When fire broke out on an industrial estate in Ingleton on Friday (10 March), nearby residents needed to be evacuated from their homes and an emergency centre set up to accommodate them.

Emergency planning in North Yorkshire.

While emergency services dealt with the fire at an MOT test centre, Ingleton parish council implemented an emergency plan it had drawn up with support from North Yorkshire Council County, ensuring 36 people who needed to leave their homes were safely looked after.

Parish clerk Alison Hack attended the community centre to prepare for the evacuees while parish councillor John Emsley called in support from other councillors. Ingleton has had a community emergency plan for a couple of years. This was its first use, and it rolled out smoothly.

The evacuees were given shelter and food, and bedding was on hand had it been needed. Volunteers from the County Council's major incident response team also attended. People were allowed back to their homes at about midnight, several hours after the fire started.

"Our plan is based on the template from the County Council's resilience and emergencies team," said John. "We have kept it simple. If you make it complicated, things can go wrong.

"I would say that communities need something like this. You need to have a plan and make it as simple as you can. You need a calling system to bring people in to help. You need someone to give guidance and reassure people affected by the emergency that someone is looking after them."
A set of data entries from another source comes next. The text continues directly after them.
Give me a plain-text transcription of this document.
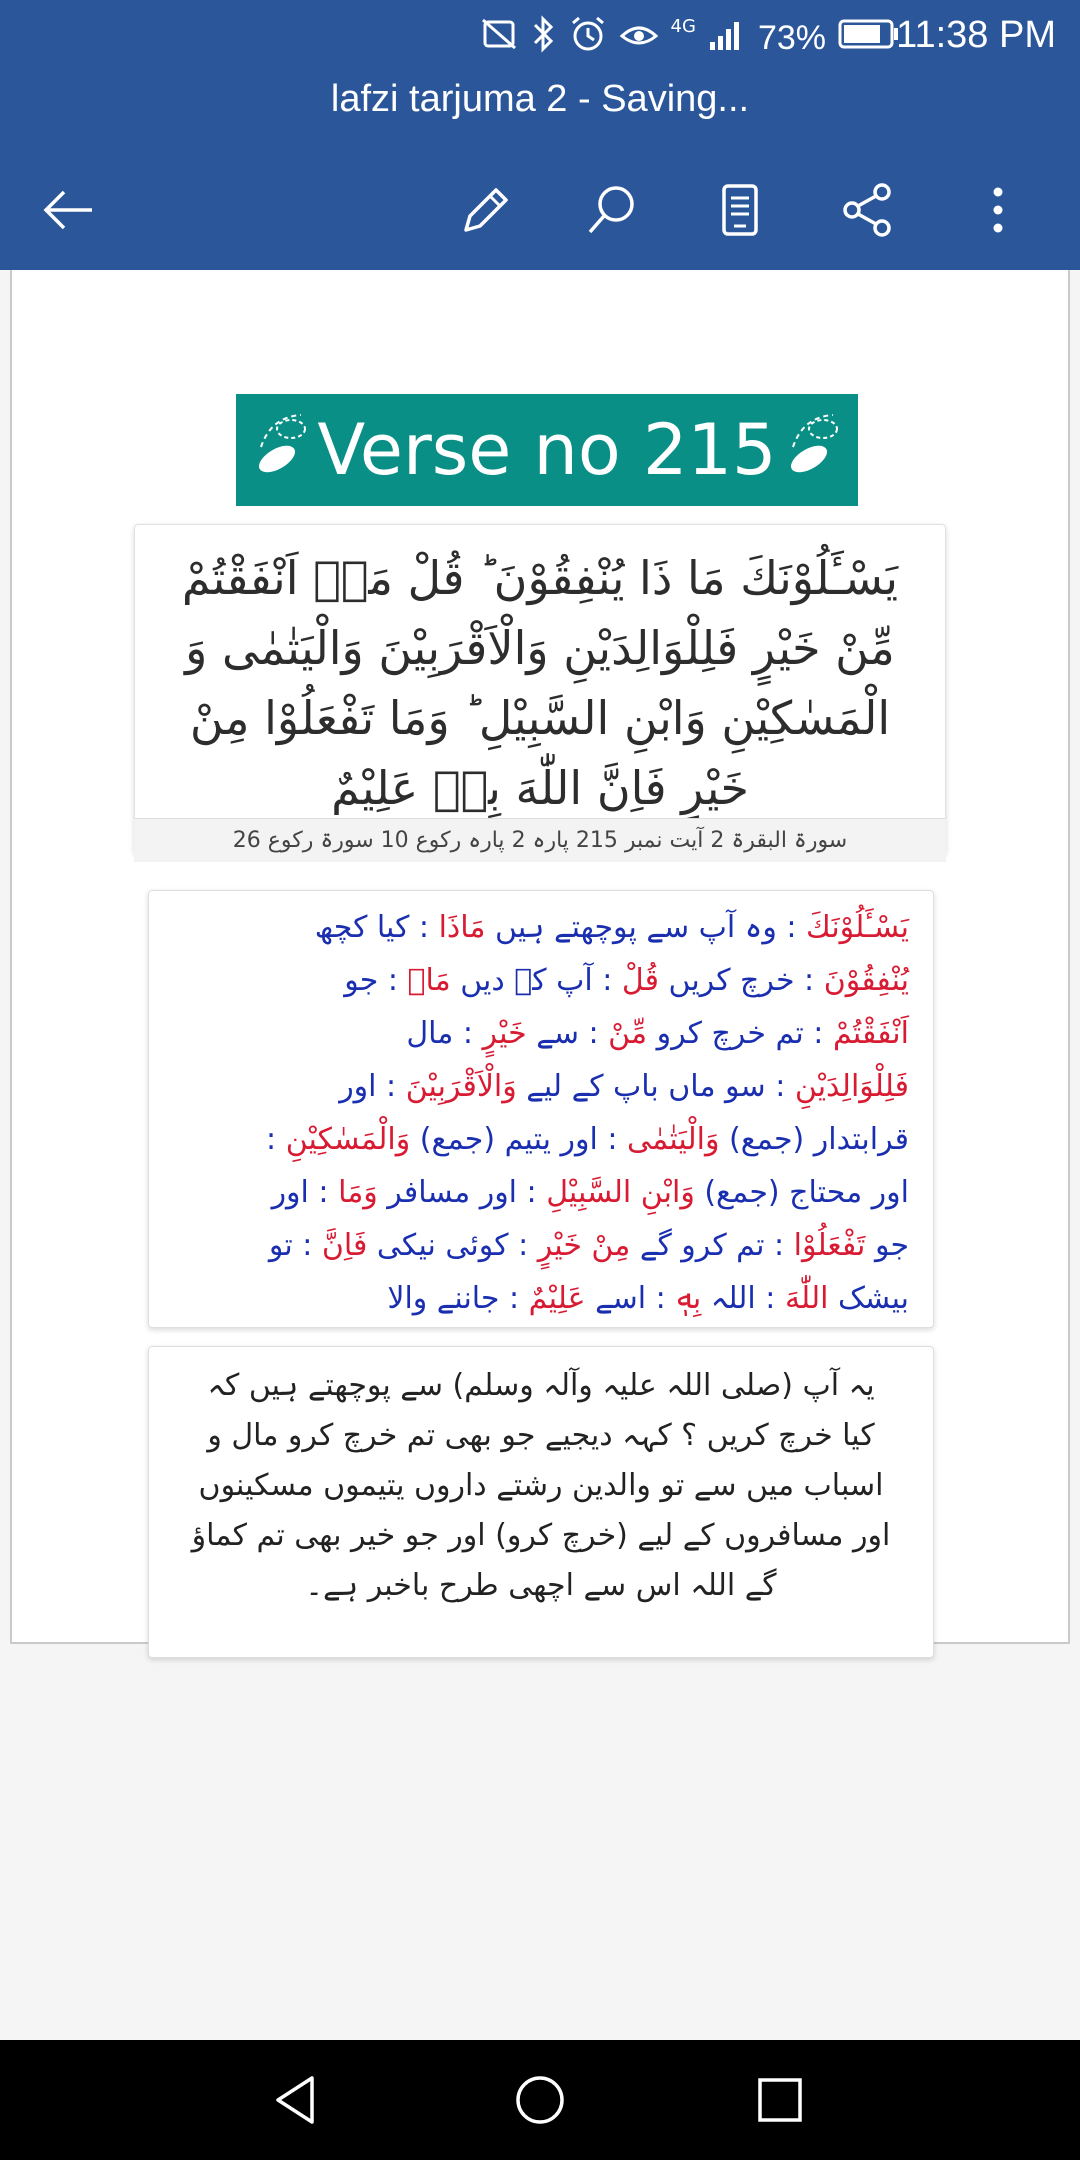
4G 73% 11:38 PM
lafzi tarjuma 2 - Saving...
Verse no 215
يَسْـَٔلُوْنَكَ مَا ذَا يُنْفِقُوْنَ ؕ قُلْ مَاۤ اَنْفَقْتُمْ
مِّنْ خَيْرٍ فَلِلْوَالِدَيْنِ وَالْاَقْرَبِيْنَ وَالْيَتٰمٰى وَ
الْمَسٰكِيْنِ وَابْنِ السَّبِيْلِ ؕ وَمَا تَفْعَلُوْا مِنْ
خَيْرٍ فَاِنَّ اللّٰهَ بِهٖ عَلِيْمٌ
سورۃ البقرۃ 2 آیت نمبر 215 پارہ 2 پارہ رکوع 10 سورۃ رکوع 26
يَسْـَٔلُوْنَكَ : وہ آپ سے پوچھتے ہیں مَاذَا : کیا کچھ
يُنْفِقُوْنَ : خرچ کریں قُلْ : آپ کہ دیں مَاۤ : جو
اَنْفَقْتُمْ : تم خرچ کرو مِّنْ : سے خَيْرٍ : مال
فَلِلْوَالِدَيْنِ : سو ماں باپ کے لیے وَالْاَقْرَبِيْنَ : اور
قرابتدار (جمع) وَالْيَتٰمٰى : اور یتیم (جمع) وَالْمَسٰكِيْنِ :
اور محتاج (جمع) وَابْنِ السَّبِيْلِ : اور مسافر وَمَا : اور
جو تَفْعَلُوْا : تم کرو گے مِنْ خَيْرٍ : کوئی نیکی فَاِنَّ : تو
بیشک اللّٰهَ : اللہ بِهٖ : اسے عَلِيْمٌ : جاننے والا
یہ آپ (صلی اللہ علیہ وآلہ وسلم) سے پوچھتے ہیں کہ
کیا خرچ کریں ؟ کہہ دیجیے جو بھی تم خرچ کرو مال و
اسباب میں سے تو والدین رشتے داروں یتیموں مسکینوں
اور مسافروں کے لیے (خرچ کرو) اور جو خیر بھی تم کماؤ
گے اللہ اس سے اچھی طرح باخبر ہے۔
John is happy to talk to any parish council that wants to hear what Ingleton has done and how.

The County Council's resilience and emergencies team can support any community that wants to draw up an emergency plan. It can provide a template that can easily be adapted to the specific needs of any community.

Councillor Carl Les, leader of the County Council and Executive Member for Emergency Planning, said: "People naturally already help each other in times of need, but experience shows that communities that are prepared cope better during an emergency. The emergency services will prioritise those in greatest need, so communities may need to rely on their own resources to minimise the impact on local residents before the emergency services arrive. As a parish councillor myself, I applaud Cllr Emsley's offer to help other parish councils."

A community emergency plan will identify volunteers, short-term refuges for people displaced from their homes, useful local equipment, vulnerable people in need of support and useful contacts.